Meine Familie väterlicherseits stammt aus dem Grenzgebiet zwischen Ungarn und Rumänien, meine Wurzeln liegen also in der Monarchie, mein Großonkel, einst ein berühmter Arzt, hat für Kaiser Franz Joseph gekämpft – und eine Kugel in seinen Kopf bekommen. Er saß dann im Rollstuhl. Meine Großmutter hat Auschwitz überlebt, sie kam mit dem Roten Kreuz nach Schweden. Dort hat sie meinen Opa – er war kein Jude – kennengelernt. Meine Mutter ist daher in Schweden geboren. Meinen Vater kennengelernt hat sie 1968 in Israel.
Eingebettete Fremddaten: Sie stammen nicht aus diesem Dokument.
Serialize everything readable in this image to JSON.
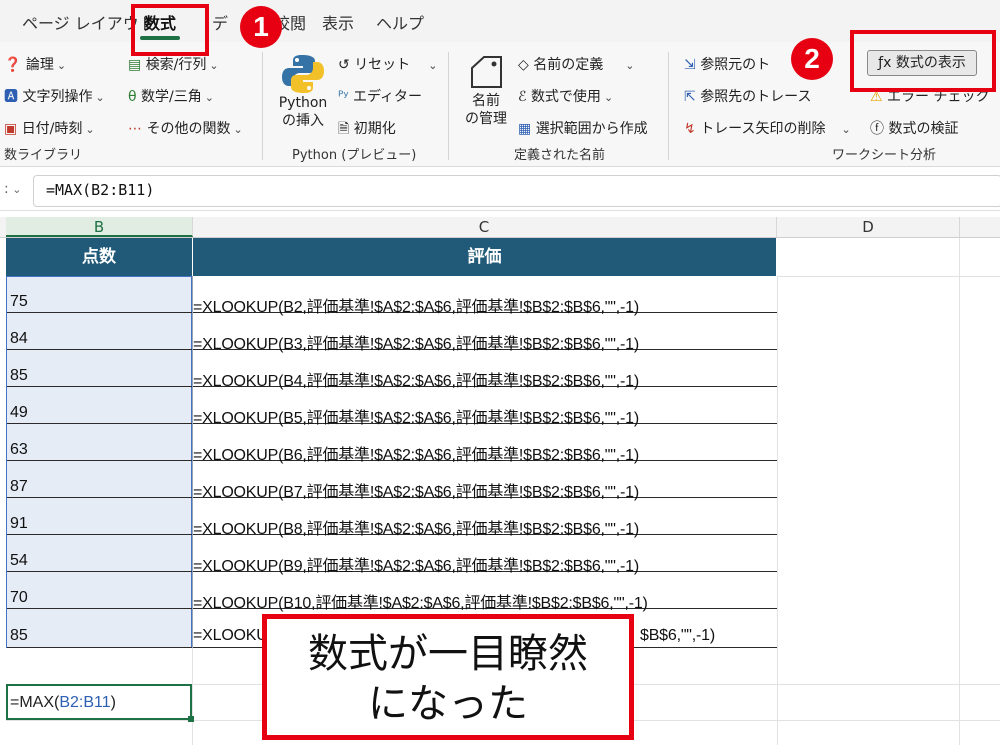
{
  "menu": {
    "tabs": [
      "ページ レイアウト",
      "数式",
      "デ",
      "校閲",
      "表示",
      "ヘルプ"
    ]
  },
  "ribbon": {
    "function_library": {
      "items": [
        "論理",
        "文字列操作",
        "日付/時刻",
        "検索/行列",
        "数学/三角",
        "その他の関数"
      ],
      "label": "数ライブラリ"
    },
    "python": {
      "insert_label_1": "Python",
      "insert_label_2": "の挿入",
      "reset": "リセット",
      "editor": "エディター",
      "initialize": "初期化",
      "label": "Python (プレビュー)"
    },
    "defined_names": {
      "manager_1": "名前",
      "manager_2": "の管理",
      "define_name": "名前の定義",
      "use_in_formula": "数式で使用",
      "create_from_selection": "選択範囲から作成",
      "label": "定義された名前"
    },
    "formula_auditing": {
      "trace_precedents": "参照元のト",
      "trace_dependents": "参照先のトレース",
      "remove_arrows": "トレース矢印の削除",
      "show_formulas": "数式の表示",
      "error_checking": "エラー チェック",
      "evaluate_formula": "数式の検証",
      "label": "ワークシート分析"
    }
  },
  "formula_bar": {
    "namebox_tail": ":",
    "formula": "=MAX(B2:B11)"
  },
  "sheet": {
    "columns": [
      "B",
      "C",
      "D"
    ],
    "header": {
      "score": "点数",
      "rating": "評価"
    },
    "rows": [
      {
        "score": "75",
        "formula": "=XLOOKUP(B2,評価基準!$A$2:$A$6,評価基準!$B$2:$B$6,\"\",-1)"
      },
      {
        "score": "84",
        "formula": "=XLOOKUP(B3,評価基準!$A$2:$A$6,評価基準!$B$2:$B$6,\"\",-1)"
      },
      {
        "score": "85",
        "formula": "=XLOOKUP(B4,評価基準!$A$2:$A$6,評価基準!$B$2:$B$6,\"\",-1)"
      },
      {
        "score": "49",
        "formula": "=XLOOKUP(B5,評価基準!$A$2:$A$6,評価基準!$B$2:$B$6,\"\",-1)"
      },
      {
        "score": "63",
        "formula": "=XLOOKUP(B6,評価基準!$A$2:$A$6,評価基準!$B$2:$B$6,\"\",-1)"
      },
      {
        "score": "87",
        "formula": "=XLOOKUP(B7,評価基準!$A$2:$A$6,評価基準!$B$2:$B$6,\"\",-1)"
      },
      {
        "score": "91",
        "formula": "=XLOOKUP(B8,評価基準!$A$2:$A$6,評価基準!$B$2:$B$6,\"\",-1)"
      },
      {
        "score": "54",
        "formula": "=XLOOKUP(B9,評価基準!$A$2:$A$6,評価基準!$B$2:$B$6,\"\",-1)"
      },
      {
        "score": "70",
        "formula": "=XLOOKUP(B10,評価基準!$A$2:$A$6,評価基準!$B$2:$B$6,\"\",-1)"
      },
      {
        "score": "85",
        "formula": "=XLOOKUP("
      }
    ],
    "row10_tail": "$B$6,\"\",-1)",
    "max_cell": {
      "prefix": "=MAX(",
      "ref": "B2:B11",
      "suffix": ")"
    }
  },
  "annotations": {
    "badge_1": "1",
    "badge_2": "2",
    "callout_line1": "数式が一目瞭然",
    "callout_line2": "になった"
  },
  "colors": {
    "accent_green": "#1e7145",
    "header_fill": "#215a78",
    "annotation_red": "#e60012"
  }
}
Schon in Israel haben Sie sich viel mit Stoffen aus Deutschland und Österreich beschäftigt, Sie spielten den Eilif in „Mutter Courage“ von Bertolt Brecht und den Mozart in „Amadeus“, Sie inszenierten dessen Oper „Hochzeit des Figaro“ …
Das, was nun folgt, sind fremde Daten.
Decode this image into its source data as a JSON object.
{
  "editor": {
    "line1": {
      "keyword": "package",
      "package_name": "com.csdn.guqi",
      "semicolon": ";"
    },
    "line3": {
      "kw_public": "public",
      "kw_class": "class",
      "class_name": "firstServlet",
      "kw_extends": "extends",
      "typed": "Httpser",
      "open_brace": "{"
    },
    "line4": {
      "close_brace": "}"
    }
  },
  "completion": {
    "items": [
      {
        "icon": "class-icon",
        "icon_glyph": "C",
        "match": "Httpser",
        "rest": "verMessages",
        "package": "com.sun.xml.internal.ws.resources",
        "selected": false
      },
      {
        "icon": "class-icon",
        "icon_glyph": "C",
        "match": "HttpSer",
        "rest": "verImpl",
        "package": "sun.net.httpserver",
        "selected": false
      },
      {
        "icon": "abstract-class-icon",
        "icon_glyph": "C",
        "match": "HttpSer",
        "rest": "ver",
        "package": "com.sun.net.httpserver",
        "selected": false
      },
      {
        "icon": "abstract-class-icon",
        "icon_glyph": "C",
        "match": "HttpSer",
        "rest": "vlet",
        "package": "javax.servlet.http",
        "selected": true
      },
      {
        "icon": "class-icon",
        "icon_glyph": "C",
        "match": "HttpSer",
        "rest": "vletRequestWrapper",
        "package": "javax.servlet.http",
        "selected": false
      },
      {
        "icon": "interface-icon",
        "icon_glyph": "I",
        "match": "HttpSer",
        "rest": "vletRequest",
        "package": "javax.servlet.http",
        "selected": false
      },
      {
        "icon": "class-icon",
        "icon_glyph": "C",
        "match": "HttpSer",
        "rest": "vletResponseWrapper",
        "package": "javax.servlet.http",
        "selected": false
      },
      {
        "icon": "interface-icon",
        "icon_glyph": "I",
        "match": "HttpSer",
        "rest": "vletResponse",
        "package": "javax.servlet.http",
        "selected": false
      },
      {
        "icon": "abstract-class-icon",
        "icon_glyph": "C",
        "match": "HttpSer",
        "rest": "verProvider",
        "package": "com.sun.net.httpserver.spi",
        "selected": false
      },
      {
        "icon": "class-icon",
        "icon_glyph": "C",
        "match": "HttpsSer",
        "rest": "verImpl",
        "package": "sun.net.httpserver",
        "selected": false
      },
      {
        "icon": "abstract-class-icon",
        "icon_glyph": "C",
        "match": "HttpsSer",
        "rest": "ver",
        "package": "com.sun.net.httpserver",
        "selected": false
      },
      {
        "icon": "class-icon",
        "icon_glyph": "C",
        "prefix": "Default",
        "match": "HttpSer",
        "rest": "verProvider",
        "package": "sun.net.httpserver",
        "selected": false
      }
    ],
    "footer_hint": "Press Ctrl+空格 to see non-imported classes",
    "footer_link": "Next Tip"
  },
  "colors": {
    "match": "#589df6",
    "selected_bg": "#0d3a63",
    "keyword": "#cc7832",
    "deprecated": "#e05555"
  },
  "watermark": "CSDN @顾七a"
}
Meine Liebe zur deutschen Kultur hat angefangen, als ich zum ersten Mal Robert Schumans „Dichterliebe“ von Dietrich Fischer-Dieskau gehört habe. Das hat mich fasziniert. Daher habe ich mich immer mehr der jüdisch-deutschen Geschichte auseinandergesetzt. Und dann, in der Schauspielschule, sah ich Klaus Maria Brandauer in „Mephisto“. Ich dachte mir: Genau so will auch ich spielen können.

Am Burgtheater haben Sie ihn dann kennengelernt?

Ja, hab’ ich. Wir haben sogar zusammen gekocht. Sonst höre ich ihm immer zu, wenn er eine Lesung gibt.